Сохранению этого давно сложившегося стереотипа способствуют современные политические теории (истоки которых восходят к французским просветителям и классикам немецкой философии — Гегелю и др.), ориентированные на поиск эталона общечеловеческого развития, «государства разума», на понятие прогресса. Прямое или косвенное признание того, что история есть неуклонное шествие вперед, где одни государства обгоняют другие, связано с делением наций на совершенные и несовершенные. Для того чтобы уничтожить этот предрассудок, необходимо отрешиться в первую очередь от общепринятой группировки политических явлений и событий по принципу отнесения их к периодам древней, средневековой и новой истории. Такая группировка изменяет реальный смысл истории, ибо оставляет в тени как якобы не стоящие внимания целые регионы планеты — Индию, Китай, Египет. Они «выпадают» из прогрессистской схемы, нарушают стройность искусственной системы, превратившей Европу в некий идеальный образец, достойный подражания и поклонения.


Данилевский уверен, что подобная периодизация связана с нарушением основных принципов классификации, поскольку в основу ее положена идея синхронизма, или одновременного сравнения государств и регионов, с целью выявления общих, характерных для данного периода тенденций и особенностей развития. Сопоставляются не одинаковые, а различные ступени развития народов, ибо зарождаются, расцветают и дряхлеют они не одновременно, и делается не имеющий ничего общего с реальностью вывод о превосходстве одних народов и неразвитости других. Традиционное деление истории на периоды содержит в себе ошибочное смешение ступеней и типов развития. Гораздо целесообразнее было бы выделять реальности культурно-исторических типов, т. е. «самостоятельных, своеобразных планов религиозного, социального, бытового, промышленного, политического, научного, художественного, одним словом, исторического развития». Как для сохранения естественной гармонии одинаково важны разнообразные виды растительного и животного мира, так же равноправны и самоценны всевозможные проявления человеческого духа, формы искусства, языки, порожденные тем или иным народом.


Ядром культурно-исторического типа является национальное, а не интернациональное (космополитическое) начало, обладающее определенным запасом энергии и способностью к саморазвитию, вызванное к жизни божественной «креативностью». Связывая появление наций и народностей мира с действием сверхъестественной мистической силы, Данилевский тем не менее дает им научное определение: «…что такое национальность, как не накопившаяся через наследственность сумма физических, умственных и нравственных особенностей, составляющих характеристические черты народных групп — особенностей, которые кладут свой отпечаток на их политическую, промышленную, художественную и научную деятельность и тем вносят элемент разнообразия в общую жизнь человечества и, в сущности, обусловливают возможность продолжительного прогресса?» Данилевский подчеркивает значение единых традиций, быта, социально-экономического уклада жизни, языка, являющихся для него признаками национальной целостности, видит, что консолидации нации способствует развитие торговли, транспорта, но все же в качестве основного фактора национального единства он выделяет национальное самосознание. Нация должна быть способна постигать самое себя как целое, подобно личности, осознающей себя таковой в сравнении с другими личностями.

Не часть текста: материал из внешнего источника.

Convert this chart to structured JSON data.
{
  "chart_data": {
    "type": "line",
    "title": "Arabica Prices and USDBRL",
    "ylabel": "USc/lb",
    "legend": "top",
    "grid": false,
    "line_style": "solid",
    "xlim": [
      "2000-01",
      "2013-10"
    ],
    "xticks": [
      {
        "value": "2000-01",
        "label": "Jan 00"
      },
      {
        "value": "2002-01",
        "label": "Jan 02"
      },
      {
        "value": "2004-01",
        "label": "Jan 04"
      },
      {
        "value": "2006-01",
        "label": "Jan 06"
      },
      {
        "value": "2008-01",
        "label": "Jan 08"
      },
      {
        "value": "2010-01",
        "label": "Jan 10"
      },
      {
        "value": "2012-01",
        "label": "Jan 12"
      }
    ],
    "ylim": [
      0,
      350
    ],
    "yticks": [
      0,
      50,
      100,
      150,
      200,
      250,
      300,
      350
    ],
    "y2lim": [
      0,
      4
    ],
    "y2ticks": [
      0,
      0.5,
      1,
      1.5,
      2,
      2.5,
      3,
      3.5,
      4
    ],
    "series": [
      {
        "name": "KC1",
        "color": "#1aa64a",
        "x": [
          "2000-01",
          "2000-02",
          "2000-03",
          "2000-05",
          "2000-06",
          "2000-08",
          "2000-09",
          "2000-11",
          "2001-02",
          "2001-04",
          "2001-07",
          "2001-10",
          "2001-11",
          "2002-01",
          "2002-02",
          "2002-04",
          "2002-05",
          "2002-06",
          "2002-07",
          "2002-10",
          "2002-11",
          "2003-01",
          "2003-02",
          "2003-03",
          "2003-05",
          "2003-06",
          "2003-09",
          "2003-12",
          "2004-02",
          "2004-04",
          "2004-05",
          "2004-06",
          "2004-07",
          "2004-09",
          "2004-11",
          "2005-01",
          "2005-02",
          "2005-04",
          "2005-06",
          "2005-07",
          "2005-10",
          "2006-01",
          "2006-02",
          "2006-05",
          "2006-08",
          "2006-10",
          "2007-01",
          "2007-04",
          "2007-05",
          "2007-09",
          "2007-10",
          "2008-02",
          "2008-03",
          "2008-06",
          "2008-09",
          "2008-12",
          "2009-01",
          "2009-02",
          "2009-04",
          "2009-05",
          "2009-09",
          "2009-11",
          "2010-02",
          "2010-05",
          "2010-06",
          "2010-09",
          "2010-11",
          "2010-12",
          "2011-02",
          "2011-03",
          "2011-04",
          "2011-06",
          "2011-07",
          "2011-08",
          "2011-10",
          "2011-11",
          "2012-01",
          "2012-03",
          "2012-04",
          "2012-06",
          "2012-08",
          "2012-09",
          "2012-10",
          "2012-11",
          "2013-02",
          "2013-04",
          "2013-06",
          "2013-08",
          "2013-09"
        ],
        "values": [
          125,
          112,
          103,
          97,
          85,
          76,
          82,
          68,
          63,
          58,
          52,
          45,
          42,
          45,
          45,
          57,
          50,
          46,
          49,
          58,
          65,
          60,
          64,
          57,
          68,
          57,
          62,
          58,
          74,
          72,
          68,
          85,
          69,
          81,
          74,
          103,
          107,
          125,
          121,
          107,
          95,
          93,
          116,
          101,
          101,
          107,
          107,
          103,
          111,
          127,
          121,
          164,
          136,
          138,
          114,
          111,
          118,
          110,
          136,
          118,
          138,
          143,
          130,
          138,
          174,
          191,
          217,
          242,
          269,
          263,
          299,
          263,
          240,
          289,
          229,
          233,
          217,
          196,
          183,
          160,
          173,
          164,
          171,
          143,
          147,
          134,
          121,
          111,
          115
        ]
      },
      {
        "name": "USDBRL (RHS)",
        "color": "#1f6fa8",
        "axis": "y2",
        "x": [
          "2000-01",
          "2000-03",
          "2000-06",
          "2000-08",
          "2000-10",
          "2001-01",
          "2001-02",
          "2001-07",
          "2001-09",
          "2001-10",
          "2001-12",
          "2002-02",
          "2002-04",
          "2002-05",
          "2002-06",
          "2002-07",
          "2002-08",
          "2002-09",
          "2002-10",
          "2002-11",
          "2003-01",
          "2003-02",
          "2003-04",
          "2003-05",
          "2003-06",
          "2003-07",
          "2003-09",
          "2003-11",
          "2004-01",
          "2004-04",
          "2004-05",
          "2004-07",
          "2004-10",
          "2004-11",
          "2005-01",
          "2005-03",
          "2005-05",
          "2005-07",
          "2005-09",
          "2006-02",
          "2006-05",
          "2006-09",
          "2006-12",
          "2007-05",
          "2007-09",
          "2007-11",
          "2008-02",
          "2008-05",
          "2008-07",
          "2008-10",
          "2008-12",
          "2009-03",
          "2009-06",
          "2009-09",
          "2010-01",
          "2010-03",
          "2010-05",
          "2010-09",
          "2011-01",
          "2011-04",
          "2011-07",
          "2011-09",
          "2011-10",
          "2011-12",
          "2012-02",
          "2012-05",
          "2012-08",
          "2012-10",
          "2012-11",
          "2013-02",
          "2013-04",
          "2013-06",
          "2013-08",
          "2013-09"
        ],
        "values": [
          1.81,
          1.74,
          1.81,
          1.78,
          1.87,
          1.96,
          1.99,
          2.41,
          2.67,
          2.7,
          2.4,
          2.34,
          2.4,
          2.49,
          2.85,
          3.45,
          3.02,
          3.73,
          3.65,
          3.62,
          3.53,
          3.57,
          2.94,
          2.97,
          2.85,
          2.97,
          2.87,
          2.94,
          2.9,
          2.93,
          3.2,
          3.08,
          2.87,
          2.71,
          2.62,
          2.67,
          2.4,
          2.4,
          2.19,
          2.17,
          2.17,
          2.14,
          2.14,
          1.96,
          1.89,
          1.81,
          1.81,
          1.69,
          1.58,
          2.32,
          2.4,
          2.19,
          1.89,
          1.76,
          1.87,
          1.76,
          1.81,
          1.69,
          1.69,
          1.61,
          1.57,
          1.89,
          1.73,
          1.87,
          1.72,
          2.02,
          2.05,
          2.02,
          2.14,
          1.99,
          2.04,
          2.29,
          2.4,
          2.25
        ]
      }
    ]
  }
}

По мнению Данилевского, человечество — это абстрактное понятие, в истории же действуют отдельные народности. Поэтому историю он интерпретировал как циклический процесс возникновения, расцвета и упадка поочередно сменяющих друг друга национальных государств и их культур, чередование локальных, мало связанных друг с другом культурно-исторических типов: египетского, китайского, ассирийско-финикийского, халдейского, или древнесемитического, индийского, иранского, еврейского, греческого, римского, новосемитического, или аравийского, романо-германского. С небольшими оговорками Данилевский включал в число мировых цивилизаций мексиканскую и перуанскую культуры, разрушенные в результате испанского вторжения раньше, чем они смогли окончательно сформироваться. Продолжение этой цепи он видел в создании восточнославянского культурно-исторического типа, обосновывая тем самым свои панславистские мечтания (идеи об объединении всего славянского мира, вовсе не связываемые им, впрочем, с какими бы то ни было гегемонистскими притязаниями славян или мыслями о территориальном расширении этого мира за счет европейцев или мусульман) философией истории.


Кроме народов, составляющих культурно-исторические типы, существуют народы, которым не суждено «ни положительной, ни отрицательной исторической роли», они (как, например, финские племена) составляют так называемый этнографический материал; кроме них, в истории действуют народы — «бичи Божьи» — гунны, монголы, турки, которые помогают гибнуть умирающим цивилизациям, затем «скрываются в прежнее ничтожество».


Данилевский сформулировал основные законы функционирования культурно-исторических типов. Для развития самобытной цивилизации народ и входящие в его состав дробные национальные единицы должны обладать политической независимостью, иметь государственный суверенитет. Каждый тип вырабатывает самостоятельные и передаваемые другим начала цивилизации; влияние других культур на него очень ограничено. «Цивилизация, свойственная каждому культурно-историческому типу, только тогда достигает полноты, разнообразия и богатства, когда разнообразны этнографические элементы, его составляющие, — когда они, не будучи поглощены одним политическим целым, пользуясь независимостью, составляют федерацию или политическую систему государств». Культурно-исторические типы в своем развитии проходят стадии, аналогичные жизненному циклу организма, — рост, цветение и увядание.


Каждый исторический народ проходит несколько стадий развития: длительный этнографический период, когда формируется духовный облик народа; государственный; наконец, период цивилизации, в котором народ становится культурно-историческим типом. «Период цивилизации каждого типа сравнительно очень короток, истощает силы его и вторично не возвращается».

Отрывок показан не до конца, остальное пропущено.